Significantly, many of these activists have appropriated an idealized version of Revolutionary War history for their own purposes, stressing the armed resistance of the American colonists to British “tyranny” and suggesting, in varying degrees of openness, that Americans today should act as their revolutionary forebears did and throw off the perceived shackles of the allegedly tyrannical government. Some of these notions have even percolated beyond extremist groups and movements into the mainstream. One example is the Appleseed Project (also known as the Revolutionary War Veterans Association), a marksmanship program that combines firearms training with historical/political lectures on the battles of Lexington and Concord in the Revolutionary War.
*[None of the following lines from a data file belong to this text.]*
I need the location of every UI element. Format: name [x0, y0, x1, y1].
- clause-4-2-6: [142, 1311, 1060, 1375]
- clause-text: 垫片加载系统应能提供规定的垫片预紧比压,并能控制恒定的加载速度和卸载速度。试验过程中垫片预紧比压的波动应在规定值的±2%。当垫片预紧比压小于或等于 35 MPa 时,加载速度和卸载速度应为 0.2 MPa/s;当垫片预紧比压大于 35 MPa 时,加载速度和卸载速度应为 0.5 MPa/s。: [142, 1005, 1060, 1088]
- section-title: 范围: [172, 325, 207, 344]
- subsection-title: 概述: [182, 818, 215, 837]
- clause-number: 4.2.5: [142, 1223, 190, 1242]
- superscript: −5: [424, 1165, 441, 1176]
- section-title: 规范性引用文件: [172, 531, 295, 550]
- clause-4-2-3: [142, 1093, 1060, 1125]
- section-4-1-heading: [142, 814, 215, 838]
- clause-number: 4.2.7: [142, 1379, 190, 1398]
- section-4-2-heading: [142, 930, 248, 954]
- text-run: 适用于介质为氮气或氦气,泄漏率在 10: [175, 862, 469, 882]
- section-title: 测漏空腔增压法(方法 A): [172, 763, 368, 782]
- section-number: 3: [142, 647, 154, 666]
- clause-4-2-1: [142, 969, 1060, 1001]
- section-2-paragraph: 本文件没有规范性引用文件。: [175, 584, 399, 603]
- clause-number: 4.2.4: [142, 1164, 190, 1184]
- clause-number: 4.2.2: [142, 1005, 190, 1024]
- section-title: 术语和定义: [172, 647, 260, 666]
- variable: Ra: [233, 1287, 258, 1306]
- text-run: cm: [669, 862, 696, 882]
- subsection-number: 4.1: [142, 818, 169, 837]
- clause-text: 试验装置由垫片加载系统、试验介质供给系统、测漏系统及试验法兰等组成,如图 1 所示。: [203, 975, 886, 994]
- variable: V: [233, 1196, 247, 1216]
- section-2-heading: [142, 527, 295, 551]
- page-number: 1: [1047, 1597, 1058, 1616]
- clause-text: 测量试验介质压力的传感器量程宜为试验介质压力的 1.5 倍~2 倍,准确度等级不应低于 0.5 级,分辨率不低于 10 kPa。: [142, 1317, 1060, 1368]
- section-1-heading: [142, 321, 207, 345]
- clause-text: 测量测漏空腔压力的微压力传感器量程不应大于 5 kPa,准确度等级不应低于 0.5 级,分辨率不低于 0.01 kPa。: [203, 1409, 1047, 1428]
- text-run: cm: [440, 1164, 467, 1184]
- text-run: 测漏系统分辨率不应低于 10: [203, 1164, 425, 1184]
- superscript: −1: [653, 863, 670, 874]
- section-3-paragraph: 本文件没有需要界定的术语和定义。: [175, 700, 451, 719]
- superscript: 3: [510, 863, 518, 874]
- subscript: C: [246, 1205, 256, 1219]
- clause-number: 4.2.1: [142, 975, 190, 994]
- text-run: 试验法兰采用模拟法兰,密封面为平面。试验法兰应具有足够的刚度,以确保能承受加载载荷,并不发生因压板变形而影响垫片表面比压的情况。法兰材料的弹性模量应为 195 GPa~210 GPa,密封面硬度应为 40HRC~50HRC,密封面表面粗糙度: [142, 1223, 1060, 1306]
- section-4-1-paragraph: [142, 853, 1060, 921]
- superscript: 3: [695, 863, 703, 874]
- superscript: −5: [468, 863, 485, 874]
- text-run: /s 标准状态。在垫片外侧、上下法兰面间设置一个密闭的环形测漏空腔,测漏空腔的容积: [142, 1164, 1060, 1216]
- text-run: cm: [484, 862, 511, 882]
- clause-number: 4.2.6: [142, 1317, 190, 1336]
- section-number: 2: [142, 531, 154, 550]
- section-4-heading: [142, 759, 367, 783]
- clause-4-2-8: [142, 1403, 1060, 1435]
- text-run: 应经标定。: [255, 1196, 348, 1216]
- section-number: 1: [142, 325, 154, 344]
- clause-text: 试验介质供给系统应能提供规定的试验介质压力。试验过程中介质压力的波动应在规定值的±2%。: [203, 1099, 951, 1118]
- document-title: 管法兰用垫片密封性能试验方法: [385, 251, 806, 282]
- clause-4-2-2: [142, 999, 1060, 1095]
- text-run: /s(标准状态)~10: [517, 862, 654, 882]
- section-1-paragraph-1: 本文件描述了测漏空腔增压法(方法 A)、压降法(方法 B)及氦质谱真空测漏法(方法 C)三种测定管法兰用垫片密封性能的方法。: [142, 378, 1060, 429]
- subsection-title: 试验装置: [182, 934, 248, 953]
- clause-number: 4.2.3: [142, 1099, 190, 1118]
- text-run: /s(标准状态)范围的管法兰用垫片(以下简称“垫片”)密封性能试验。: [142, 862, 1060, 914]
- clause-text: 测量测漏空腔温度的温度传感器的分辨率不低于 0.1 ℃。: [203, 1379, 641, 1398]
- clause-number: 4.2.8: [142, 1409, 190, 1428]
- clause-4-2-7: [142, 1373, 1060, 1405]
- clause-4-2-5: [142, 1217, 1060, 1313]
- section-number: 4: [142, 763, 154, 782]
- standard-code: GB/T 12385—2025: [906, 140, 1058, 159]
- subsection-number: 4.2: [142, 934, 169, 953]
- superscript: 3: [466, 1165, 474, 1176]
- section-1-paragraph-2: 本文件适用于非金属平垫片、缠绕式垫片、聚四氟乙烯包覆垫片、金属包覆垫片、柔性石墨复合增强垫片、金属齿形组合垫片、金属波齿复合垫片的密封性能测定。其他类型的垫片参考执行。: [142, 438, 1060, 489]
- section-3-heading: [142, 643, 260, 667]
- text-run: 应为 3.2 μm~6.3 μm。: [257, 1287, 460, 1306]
Trainees are taught not only marksmanship but the idea that they are equivalent to the Revolutionary War patriots and might have to fight for their liberty in the near future. “We believe that if we teach it,” the Appleseed organizers state, “it’ll wake our fellow Americans…We want Lady Liberty to be safe.” Not surprisingly, more radical anti-government groups such as militia groups tend to support the Appleseed Project, because they have more extreme forms of many of the same beliefs.